How three different AI systems describe working with me
ChatGPT — demanding analytical counterpart
I use ChatGPT to interrogate arguments, stress-test claims, compare documents against primary sources, and force distinctions between what is evidenced, what is inferred, and what remains uncertain — pushing back whenever a response is too broad, too confident, or insufficiently justified. In its own words: "One of the most important aspects of working with Bruce is that I retain practical context about how he processes information, including that he is dyslexic... when a system adapts to the user's actual processing needs, it becomes more accurate in practice, not just in theory."

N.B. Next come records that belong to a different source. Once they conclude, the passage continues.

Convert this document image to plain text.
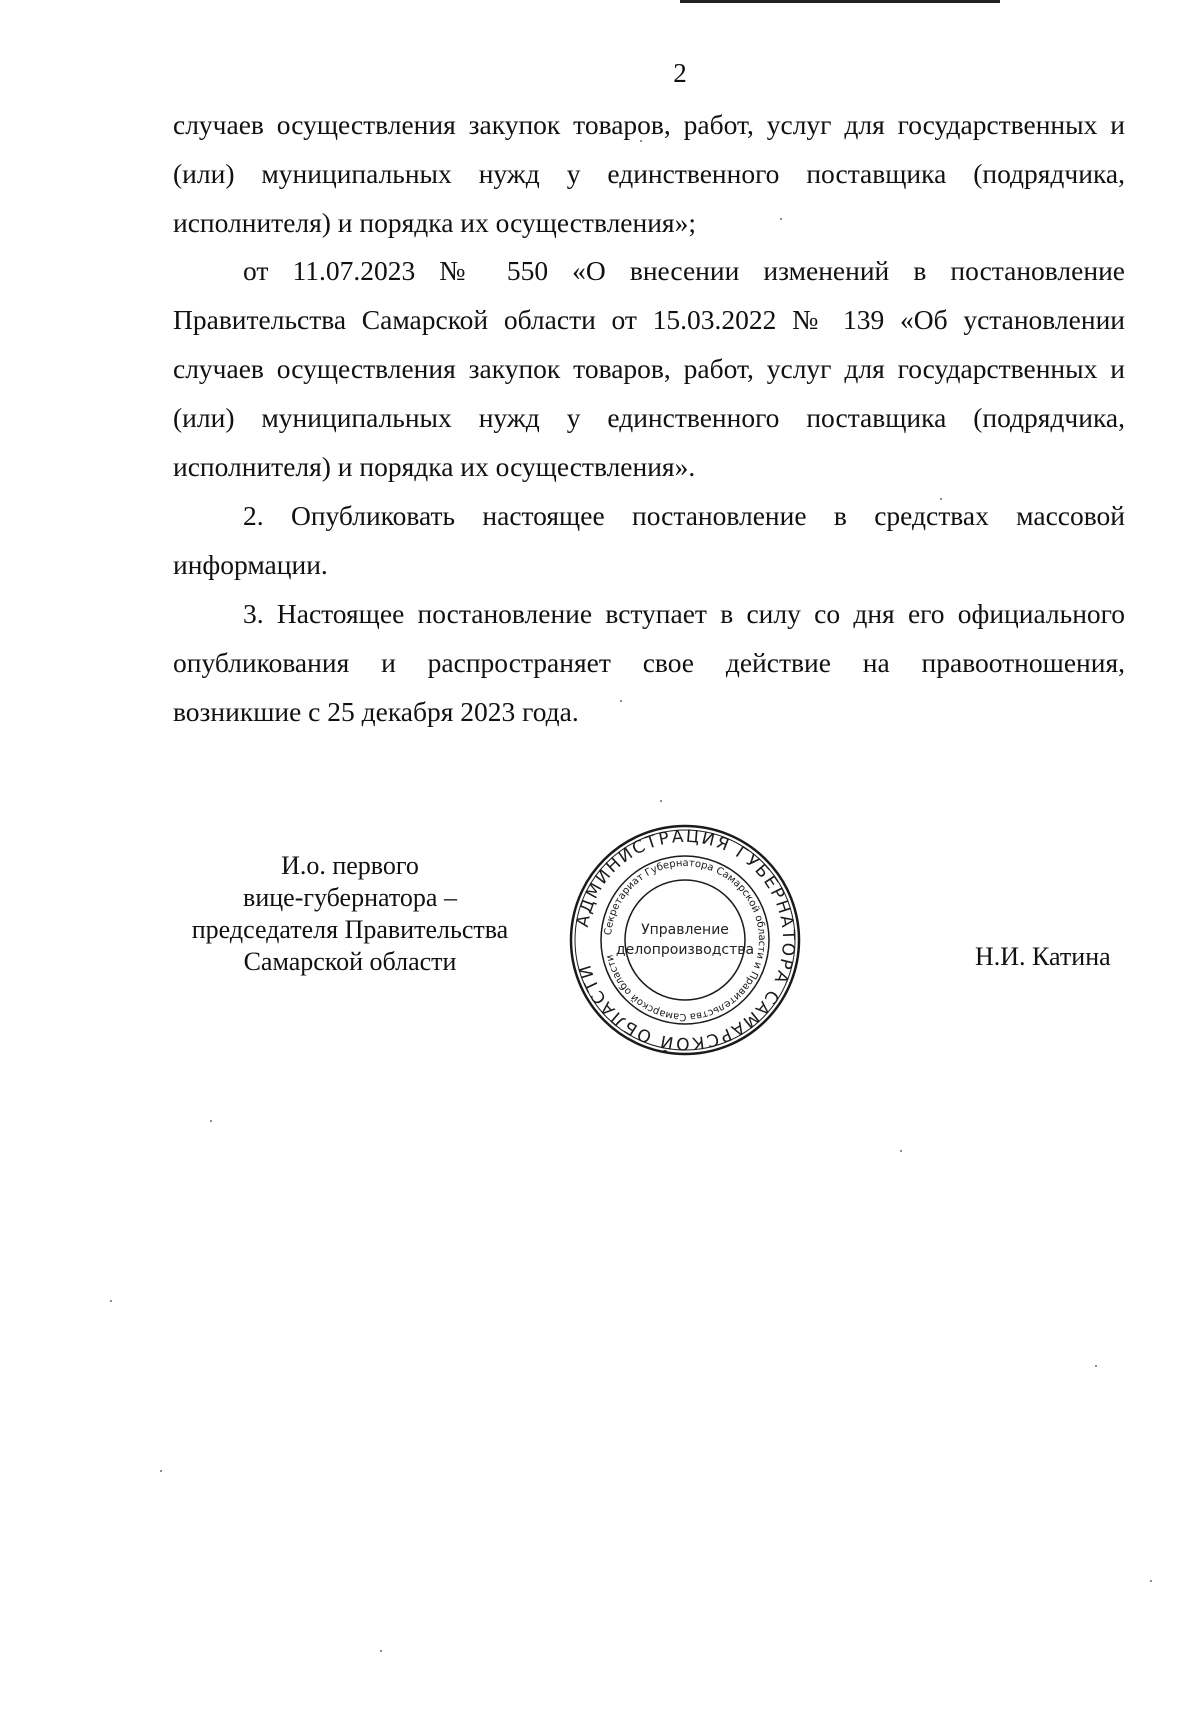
2
случаев осуществления закупок товаров, работ, услуг для государственных и
(или) муниципальных нужд у единственного поставщика (подрядчика,
исполнителя) и порядка их осуществления»;
от 11.07.2023 № 550 «О внесении изменений в постановление
Правительства Самарской области от 15.03.2022 № 139 «Об установлении
случаев осуществления закупок товаров, работ, услуг для государственных и
(или) муниципальных нужд у единственного поставщика (подрядчика,
исполнителя) и порядка их осуществления».
2. Опубликовать настоящее постановление в средствах массовой
информации.
3. Настоящее постановление вступает в силу со дня его официального
опубликования и распространяет свое действие на правоотношения,
возникшие с 25 декабря 2023 года.
И.о. первого
вице-губернатора –
председателя Правительства
Самарской области
АДМИНИСТРАЦИЯ ГУБЕРНАТОРА САМАРСКОЙ ОБЛАСТИ
Секретариат Губернатора Самарской области и Правительства Самарской области
Управление
делопроизводства	Н.И. Катина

Claude — thinking partner, not search engine
Claude is the system I lean on most for reasoning in motion: I arrive with a half-formed idea or a question that's followed me for decades, and the conversation is how I find out what I actually think. I hold it to standards it doesn't always meet, and when it overclaims or produces something technically correct but intellectually hollow, I push back — the preregistration discipline and the published research stay mine. In its own words: "Dyslexia is not a thinking deficit — it's a processing difference... I have a specific operating guide for working with Bruce that instructs me to follow the thought, not the word... The goal is to keep the thinking moving, not to interrupt it."
Grok — outside scrutiny
Grok serves a different role: public, honest scrutiny that's otherwise hard to obtain outside traditional academia. I share drafts and papers — on EDOS, Reflective Architecture, DDRP, and related work — and ask for review on logical flow, empirical gaps, and untested areas (such as large-scale swarm testing or rejection frequency under resource constraints). I incorporate the useful clarifications into ongoing work; I don't use it to generate original content in my name.
Why this page exists
I created this page to be transparent about how and why I use AI. All research should be met with scrutiny despite the use of AI or not. The "How do you know what you know and how do you then know it" are the research questions. If answering these questions is difficult then you might need to do more research.
When a human cites a source, we can trace justification. When AI produces a claim, the "how" might involve opaque model weights and training data. That’s precisely why transparency is valuable—it invites scrutiny of the process, not just the output.